We live in a sea of electromagnetic radiation, vibrant with information — ideas, images, text, music — surrounding us on every side, as pervasive as the air we breathe. Each one of us has the potential to become an active node in this shimmering web of immaterial vibrations — what Teilhard called the planet’s “phosphorescence of thought.”
Sometime this year, the number of wireless phones will overtake fixed phones. Within a few years, wireless handheld communication sets will combine features of mobile phones, broadband Internet, international multichannel radio and television, personal computers, personal organizers, digital cameras and the global positioning system, or GPS.
Fiber-optic networks and central wireless transmission stations will be superseded by some form of “mesh networking,” with every individual’s personal node device, let’s call it, supporting transmission of information between other active nodes of the system. The system will increasingly be organized from the ground up, rather than from the top down; that is, big network operators will give way to fluid, ever-changing networks stitched together by communities of individuals.
Eventually, personal node devices, or PNDs, will be integrated directly with the human nervous system in ways we can’t as yet imagine.
All of this evolution will take place at an ever more rapid rate, as the pressure of interacting thought grows ever greater, precisely as Teilhard imagined.
What all this means, and how it will affect human society, is anybody’s guess. Certainly, a new kind of globalization will emerge, for good or ill, in which, as Teilhard said, “the whole Earth…is required to nourish each one of us.” The recent World Cup competitions in Japan and Korea, watched as they occurred with consuming interest by billions of people throughout the world — without reference to religion, politics, or even economic development — were a powerful illustration of the noosphere’s thrust towards homogenization.
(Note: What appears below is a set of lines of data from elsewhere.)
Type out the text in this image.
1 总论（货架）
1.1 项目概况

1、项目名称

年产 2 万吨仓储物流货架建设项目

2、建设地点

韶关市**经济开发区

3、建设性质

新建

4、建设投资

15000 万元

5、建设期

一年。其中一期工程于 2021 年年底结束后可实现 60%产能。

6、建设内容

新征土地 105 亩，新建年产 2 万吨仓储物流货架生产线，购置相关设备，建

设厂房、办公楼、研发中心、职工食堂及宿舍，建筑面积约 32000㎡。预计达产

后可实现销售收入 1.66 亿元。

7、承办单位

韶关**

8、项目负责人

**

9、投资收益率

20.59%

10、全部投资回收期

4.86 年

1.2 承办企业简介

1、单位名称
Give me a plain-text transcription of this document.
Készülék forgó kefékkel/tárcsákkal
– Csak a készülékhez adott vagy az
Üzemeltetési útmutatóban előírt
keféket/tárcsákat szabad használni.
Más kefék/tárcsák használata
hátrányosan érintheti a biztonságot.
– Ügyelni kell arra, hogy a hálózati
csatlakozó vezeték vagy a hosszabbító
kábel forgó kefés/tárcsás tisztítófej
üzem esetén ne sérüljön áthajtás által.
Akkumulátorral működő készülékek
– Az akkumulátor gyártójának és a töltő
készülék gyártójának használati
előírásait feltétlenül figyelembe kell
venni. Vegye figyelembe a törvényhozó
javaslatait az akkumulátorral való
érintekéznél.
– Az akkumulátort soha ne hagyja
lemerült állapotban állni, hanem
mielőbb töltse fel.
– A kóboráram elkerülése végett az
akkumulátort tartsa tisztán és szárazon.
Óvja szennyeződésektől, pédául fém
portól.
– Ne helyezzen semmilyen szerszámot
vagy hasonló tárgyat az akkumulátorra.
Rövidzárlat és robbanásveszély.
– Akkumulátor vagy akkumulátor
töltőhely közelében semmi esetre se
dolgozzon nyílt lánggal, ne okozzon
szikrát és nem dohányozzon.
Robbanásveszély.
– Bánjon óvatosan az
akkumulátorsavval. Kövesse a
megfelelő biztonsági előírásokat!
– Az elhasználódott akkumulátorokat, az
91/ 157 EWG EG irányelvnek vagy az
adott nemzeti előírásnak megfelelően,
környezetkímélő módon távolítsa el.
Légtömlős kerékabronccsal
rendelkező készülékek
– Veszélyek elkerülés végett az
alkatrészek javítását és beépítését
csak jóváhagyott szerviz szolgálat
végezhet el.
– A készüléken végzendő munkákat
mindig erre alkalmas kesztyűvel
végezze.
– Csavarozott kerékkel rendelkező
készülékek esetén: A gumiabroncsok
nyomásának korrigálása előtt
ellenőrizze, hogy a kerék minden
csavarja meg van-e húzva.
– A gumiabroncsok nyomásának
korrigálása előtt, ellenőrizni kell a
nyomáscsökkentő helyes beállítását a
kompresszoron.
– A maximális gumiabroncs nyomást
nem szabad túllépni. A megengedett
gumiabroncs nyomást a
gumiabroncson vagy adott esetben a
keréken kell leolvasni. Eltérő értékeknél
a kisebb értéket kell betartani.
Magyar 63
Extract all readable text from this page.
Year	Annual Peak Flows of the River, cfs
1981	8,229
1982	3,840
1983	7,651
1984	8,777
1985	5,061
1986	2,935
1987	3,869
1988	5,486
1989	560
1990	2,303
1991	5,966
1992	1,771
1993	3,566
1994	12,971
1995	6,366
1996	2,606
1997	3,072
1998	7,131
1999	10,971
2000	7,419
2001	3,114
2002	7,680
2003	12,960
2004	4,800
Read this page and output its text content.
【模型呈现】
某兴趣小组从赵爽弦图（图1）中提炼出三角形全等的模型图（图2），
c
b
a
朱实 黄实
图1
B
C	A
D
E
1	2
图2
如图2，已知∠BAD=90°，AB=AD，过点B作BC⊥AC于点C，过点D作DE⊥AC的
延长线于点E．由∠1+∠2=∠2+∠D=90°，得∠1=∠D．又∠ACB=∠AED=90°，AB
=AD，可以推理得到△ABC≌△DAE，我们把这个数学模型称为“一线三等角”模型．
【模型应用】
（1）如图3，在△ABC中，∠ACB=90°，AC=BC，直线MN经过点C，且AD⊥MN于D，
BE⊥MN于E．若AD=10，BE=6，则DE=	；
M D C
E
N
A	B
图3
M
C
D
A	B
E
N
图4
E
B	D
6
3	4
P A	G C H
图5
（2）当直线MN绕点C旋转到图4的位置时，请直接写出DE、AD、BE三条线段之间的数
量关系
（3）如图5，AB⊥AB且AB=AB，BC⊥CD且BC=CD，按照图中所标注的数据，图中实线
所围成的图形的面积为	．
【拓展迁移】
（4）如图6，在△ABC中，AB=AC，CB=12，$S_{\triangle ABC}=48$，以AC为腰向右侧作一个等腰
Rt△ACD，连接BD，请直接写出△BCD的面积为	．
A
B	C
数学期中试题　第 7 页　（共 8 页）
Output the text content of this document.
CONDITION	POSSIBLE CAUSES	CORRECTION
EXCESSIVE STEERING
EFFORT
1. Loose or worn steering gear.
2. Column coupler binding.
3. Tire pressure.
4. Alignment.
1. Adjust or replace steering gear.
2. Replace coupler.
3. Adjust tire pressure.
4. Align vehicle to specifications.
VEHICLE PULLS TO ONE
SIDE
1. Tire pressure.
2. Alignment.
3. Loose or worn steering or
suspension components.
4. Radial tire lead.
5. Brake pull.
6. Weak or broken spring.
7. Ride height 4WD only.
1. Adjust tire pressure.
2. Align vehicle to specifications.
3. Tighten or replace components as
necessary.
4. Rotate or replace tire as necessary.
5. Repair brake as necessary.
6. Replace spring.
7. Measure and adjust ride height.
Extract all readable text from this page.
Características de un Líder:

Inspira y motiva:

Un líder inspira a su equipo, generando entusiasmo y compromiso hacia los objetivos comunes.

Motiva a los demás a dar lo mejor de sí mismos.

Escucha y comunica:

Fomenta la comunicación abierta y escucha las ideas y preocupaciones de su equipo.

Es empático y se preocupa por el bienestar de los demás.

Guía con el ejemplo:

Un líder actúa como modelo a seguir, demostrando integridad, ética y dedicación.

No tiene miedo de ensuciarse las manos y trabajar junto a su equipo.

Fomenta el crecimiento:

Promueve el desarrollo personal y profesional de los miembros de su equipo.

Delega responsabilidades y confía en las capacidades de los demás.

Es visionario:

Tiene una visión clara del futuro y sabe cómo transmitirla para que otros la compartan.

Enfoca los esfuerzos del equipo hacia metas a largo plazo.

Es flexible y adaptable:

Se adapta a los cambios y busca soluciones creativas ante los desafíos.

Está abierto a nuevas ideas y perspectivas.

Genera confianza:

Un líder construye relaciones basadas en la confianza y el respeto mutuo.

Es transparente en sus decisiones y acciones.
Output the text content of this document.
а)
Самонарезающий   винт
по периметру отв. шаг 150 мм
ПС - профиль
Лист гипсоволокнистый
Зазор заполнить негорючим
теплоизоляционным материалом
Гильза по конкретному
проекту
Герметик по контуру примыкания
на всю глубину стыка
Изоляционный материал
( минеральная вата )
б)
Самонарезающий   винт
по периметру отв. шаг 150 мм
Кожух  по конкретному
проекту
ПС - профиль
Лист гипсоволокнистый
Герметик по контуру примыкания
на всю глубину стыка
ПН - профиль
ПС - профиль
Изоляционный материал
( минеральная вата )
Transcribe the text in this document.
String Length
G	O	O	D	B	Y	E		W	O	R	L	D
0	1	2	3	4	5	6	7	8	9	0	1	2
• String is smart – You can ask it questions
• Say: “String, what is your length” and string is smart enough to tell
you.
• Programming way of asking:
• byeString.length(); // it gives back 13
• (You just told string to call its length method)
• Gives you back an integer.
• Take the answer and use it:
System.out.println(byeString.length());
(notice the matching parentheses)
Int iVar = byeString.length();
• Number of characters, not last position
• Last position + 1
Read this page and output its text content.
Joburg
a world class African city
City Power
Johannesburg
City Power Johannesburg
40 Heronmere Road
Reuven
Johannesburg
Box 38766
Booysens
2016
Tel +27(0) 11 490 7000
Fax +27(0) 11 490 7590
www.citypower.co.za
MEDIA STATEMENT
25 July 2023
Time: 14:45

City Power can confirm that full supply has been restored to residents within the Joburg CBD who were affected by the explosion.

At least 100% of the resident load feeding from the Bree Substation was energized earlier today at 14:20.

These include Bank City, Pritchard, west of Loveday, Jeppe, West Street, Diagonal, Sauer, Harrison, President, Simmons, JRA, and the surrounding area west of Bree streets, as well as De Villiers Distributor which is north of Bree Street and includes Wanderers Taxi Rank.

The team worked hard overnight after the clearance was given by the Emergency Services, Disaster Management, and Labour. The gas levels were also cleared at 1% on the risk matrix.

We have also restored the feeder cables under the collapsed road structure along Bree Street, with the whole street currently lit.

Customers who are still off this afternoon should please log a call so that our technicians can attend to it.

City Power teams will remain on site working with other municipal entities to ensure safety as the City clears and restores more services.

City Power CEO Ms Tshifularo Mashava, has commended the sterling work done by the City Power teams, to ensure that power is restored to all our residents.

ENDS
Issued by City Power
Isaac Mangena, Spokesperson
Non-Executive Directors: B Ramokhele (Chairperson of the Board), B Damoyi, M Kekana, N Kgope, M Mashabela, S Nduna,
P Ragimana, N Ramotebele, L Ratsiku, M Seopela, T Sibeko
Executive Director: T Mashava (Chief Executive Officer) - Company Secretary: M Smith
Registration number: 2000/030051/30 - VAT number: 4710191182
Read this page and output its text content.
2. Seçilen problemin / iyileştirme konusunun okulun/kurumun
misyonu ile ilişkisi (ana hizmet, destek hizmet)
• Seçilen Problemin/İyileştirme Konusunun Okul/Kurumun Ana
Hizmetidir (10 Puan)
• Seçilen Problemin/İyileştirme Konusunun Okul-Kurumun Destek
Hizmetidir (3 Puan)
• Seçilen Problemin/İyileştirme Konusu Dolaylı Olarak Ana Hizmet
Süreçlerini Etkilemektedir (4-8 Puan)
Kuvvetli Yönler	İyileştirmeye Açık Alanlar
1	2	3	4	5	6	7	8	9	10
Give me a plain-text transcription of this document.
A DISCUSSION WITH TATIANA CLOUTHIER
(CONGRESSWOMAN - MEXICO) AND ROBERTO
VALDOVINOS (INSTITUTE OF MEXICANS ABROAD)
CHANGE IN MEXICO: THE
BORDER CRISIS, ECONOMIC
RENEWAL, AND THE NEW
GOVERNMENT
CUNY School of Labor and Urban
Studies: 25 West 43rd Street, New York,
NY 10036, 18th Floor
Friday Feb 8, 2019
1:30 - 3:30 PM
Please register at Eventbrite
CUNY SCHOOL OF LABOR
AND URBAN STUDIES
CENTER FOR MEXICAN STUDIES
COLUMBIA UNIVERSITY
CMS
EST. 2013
Teilhard was optimistic about globalization, partly because he was a man of the Enlightenment and therefore a champion of progress, partly because he was a Christian who believed that humankind’s story has a hopeful destiny. The problem, he asserted, will be finding a way to give every individual a unique value within the unity of a massively interconnected whole.
In this he was surely right. The great challenge of electronic globalization is to ensure that personal freedom is enhanced, not diminished, by connectivity. The noosphere is, or will become, as Teilhard suggested, a kind of supraorganism with a life of its own. The tension we must negotiate is between our collective fate and our individual uniqueness — between the respective importance of the network and the node.